Ridge vs. Lasso: Coefficient Path Comparison

Experiment: 300 YRD companies, 3 financial features → current ratio

Cross-validation results:

Method	Optimal λ	R²	Key Difference
OLS (baseline)	—	0.1022	All coefficients unrestricted
RidgeCV	104.81	0.0955	All coefficients shrunk, none zero
LassoCV	0.3728	0.0580	Some coefficients driven to zero

Heuristic 1: The Linear Probability Model Trap

What happens if you use OLS for binary outcomes?

In a simulation with 200 firms, fitting \(P(\text{Default}) = \beta_0 + \beta_1 X\) via OLS:

128 out of 300 predictions (42.7%) fall outside \([0, 1]\)
Predicted probabilities range from approximately −0.2 to 1.3

The absurdity: A probability of 1.3 or −0.2 has no meaning.

Why logistic regression fixes this: The sigmoid function \(\frac{1}{1+e^{-\eta}}\) is bounded between 0 and 1 by mathematical construction — no matter how extreme the inputs.

Practical note: Despite this flaw, the Linear Probability Model (LPM) is still widely used in economics. Why? Because its coefficients are directly interpretable as marginal effects. But for prediction and risk scoring, logistic regression is always preferred.

Heuristic 2: Perfect Separation — The MLE Destroyer

Setup: Construct data where \(X \leq 5 \Rightarrow Y = 0\) and \(X > 5 \Rightarrow Y = 1\) — zero overlap.
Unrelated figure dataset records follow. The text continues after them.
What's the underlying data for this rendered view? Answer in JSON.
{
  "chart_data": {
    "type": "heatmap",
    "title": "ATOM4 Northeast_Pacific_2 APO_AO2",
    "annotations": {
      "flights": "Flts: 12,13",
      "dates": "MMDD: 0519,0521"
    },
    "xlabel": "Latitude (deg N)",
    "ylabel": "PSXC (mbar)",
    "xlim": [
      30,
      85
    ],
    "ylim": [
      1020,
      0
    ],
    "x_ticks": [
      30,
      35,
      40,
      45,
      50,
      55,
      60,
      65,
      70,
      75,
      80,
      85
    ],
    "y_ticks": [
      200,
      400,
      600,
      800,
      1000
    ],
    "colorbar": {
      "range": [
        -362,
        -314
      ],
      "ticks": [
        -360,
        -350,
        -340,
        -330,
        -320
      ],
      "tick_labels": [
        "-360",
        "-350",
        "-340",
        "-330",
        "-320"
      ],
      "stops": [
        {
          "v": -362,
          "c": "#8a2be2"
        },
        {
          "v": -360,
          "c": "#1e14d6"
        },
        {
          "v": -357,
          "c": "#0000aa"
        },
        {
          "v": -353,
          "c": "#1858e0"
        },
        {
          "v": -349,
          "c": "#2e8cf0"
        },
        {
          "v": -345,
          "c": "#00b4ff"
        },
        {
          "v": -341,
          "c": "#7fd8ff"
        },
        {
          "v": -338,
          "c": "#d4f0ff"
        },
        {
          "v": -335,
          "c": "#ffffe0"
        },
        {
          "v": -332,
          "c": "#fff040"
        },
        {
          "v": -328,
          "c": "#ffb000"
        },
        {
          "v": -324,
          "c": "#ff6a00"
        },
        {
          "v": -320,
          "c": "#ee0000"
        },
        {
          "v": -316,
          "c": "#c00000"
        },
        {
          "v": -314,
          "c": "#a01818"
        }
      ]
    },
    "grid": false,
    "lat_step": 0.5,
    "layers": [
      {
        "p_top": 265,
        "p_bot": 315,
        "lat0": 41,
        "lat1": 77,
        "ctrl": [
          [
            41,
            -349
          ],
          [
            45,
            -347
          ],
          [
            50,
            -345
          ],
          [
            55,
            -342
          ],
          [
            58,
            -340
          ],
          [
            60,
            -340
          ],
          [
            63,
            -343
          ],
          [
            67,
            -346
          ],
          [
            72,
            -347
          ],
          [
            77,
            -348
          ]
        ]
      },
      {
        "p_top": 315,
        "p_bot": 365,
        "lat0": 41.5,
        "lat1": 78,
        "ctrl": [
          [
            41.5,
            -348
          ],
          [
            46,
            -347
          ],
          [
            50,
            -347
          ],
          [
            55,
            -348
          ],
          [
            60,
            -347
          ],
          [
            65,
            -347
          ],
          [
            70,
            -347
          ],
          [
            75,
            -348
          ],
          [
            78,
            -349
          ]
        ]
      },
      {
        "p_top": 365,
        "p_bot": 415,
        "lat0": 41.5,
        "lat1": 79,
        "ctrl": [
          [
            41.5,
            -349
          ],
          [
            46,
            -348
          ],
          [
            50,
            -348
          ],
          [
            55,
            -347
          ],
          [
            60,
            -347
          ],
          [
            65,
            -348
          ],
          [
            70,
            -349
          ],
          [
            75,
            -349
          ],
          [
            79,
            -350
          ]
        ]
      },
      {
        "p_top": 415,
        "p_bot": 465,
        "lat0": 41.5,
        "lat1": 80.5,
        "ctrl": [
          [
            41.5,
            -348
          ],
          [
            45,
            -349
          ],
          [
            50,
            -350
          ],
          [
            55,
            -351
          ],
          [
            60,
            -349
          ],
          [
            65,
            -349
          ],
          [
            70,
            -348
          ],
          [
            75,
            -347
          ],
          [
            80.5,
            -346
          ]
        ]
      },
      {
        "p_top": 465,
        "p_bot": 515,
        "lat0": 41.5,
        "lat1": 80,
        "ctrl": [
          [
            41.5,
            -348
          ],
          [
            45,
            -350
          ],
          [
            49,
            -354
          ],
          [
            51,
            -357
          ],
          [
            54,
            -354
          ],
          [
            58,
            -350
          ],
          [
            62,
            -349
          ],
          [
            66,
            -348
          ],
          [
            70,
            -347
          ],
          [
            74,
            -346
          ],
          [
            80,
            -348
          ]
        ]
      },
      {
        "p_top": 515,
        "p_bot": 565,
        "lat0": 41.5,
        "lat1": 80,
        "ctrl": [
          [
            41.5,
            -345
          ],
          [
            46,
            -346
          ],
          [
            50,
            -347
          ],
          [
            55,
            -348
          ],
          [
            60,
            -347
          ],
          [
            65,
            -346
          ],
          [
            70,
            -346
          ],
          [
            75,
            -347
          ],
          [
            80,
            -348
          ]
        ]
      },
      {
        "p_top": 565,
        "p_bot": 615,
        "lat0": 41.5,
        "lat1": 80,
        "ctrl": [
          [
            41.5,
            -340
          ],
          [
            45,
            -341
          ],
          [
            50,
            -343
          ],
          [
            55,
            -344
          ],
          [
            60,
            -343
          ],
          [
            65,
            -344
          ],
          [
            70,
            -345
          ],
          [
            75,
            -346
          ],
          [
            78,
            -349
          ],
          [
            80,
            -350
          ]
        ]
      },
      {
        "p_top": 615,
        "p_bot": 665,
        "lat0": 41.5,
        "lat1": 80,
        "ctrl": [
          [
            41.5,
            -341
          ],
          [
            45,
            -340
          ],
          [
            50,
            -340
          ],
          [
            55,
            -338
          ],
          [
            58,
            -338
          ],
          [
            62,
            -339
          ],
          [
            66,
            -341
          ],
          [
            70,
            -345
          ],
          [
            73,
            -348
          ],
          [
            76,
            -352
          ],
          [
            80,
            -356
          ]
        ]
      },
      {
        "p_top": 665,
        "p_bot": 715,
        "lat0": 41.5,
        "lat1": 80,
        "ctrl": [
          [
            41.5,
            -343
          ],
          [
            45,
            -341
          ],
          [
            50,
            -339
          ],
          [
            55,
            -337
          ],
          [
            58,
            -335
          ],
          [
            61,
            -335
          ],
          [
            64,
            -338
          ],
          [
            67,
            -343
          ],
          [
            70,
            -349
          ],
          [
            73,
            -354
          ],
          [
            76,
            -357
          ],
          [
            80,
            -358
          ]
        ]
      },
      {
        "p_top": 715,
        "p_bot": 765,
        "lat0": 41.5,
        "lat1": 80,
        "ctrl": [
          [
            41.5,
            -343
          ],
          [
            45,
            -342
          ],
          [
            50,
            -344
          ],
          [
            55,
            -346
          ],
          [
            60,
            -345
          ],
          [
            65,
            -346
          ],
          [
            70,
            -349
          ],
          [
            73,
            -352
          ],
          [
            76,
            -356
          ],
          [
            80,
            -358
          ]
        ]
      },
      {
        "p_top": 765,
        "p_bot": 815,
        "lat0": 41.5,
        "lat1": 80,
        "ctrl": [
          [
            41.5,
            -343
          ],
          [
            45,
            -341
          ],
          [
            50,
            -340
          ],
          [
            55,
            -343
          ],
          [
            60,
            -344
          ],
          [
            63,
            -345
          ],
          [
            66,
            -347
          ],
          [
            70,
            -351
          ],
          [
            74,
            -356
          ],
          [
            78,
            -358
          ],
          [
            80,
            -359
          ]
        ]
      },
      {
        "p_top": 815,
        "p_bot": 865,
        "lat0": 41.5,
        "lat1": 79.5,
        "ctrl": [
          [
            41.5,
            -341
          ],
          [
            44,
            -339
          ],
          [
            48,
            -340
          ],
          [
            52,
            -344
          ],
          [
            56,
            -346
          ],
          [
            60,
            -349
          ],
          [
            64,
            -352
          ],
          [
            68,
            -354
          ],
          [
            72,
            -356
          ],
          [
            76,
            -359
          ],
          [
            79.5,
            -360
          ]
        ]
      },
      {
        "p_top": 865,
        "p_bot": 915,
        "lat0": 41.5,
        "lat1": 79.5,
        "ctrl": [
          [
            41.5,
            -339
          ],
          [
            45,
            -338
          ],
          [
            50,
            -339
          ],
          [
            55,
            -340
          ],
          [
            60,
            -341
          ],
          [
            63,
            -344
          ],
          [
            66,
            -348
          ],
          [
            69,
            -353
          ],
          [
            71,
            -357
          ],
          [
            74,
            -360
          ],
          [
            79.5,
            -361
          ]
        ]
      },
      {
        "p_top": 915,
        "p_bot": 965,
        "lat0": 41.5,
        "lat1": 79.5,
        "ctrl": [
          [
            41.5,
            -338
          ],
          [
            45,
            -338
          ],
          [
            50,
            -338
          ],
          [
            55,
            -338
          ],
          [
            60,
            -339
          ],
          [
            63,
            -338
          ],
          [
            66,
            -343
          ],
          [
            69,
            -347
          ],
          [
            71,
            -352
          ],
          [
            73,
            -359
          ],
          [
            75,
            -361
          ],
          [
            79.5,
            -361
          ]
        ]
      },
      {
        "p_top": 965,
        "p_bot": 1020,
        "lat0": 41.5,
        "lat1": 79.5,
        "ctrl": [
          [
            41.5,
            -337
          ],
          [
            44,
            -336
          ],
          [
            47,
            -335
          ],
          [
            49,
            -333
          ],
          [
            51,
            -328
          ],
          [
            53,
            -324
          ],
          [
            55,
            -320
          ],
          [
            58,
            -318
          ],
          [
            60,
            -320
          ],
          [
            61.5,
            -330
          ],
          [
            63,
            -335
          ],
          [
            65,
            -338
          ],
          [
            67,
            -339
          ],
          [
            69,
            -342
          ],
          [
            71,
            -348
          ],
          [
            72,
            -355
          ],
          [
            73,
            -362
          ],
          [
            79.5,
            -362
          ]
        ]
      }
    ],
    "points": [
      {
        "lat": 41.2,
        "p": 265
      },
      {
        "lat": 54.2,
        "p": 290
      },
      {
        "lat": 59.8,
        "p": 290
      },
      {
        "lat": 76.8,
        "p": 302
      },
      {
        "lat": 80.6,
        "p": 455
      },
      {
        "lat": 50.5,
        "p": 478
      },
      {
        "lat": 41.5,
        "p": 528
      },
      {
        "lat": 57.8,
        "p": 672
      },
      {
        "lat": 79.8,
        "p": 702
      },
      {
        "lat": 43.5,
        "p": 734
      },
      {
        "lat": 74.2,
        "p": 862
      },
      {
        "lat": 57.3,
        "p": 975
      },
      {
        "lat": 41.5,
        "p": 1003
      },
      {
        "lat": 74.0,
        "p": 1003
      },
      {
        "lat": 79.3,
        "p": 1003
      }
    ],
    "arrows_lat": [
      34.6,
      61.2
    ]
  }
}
Result: Logistic regression coefficient → ~5,000; SE → astronomically large; p-value → 1.0

Summary: The GLM Toolkit

Topic	Key Takeaway
Exponential Family	Unified distribution framework: Normal, Binomial, Poisson, Gamma
GLM Components	Random + Systematic + Link function
Logistic Regression	Binary outcomes; interpret via Odds Ratios (\(e^{\beta}\))
ST Prediction Case	ROA strongest predictor (OR = 0.924); AUC = 0.84
Poisson Regression	Count data; interpret via IRR (\(e^{\beta}\))
Overdispersion	Always test \(\phi\); use Quasi-Poisson or Negative Binomial
Perfect Separation	MLE fails → use Firth’s or regularization
Ridge (L2)	Shrinks all coefficients; fixes multicollinearity
Lasso (L1)	Automatic variable selection (exact zeros)
Elastic Net	Best of both: sparsity + stability

The meta-lesson: Always match your model to your data’s distribution. OLS is just one member of a much larger family.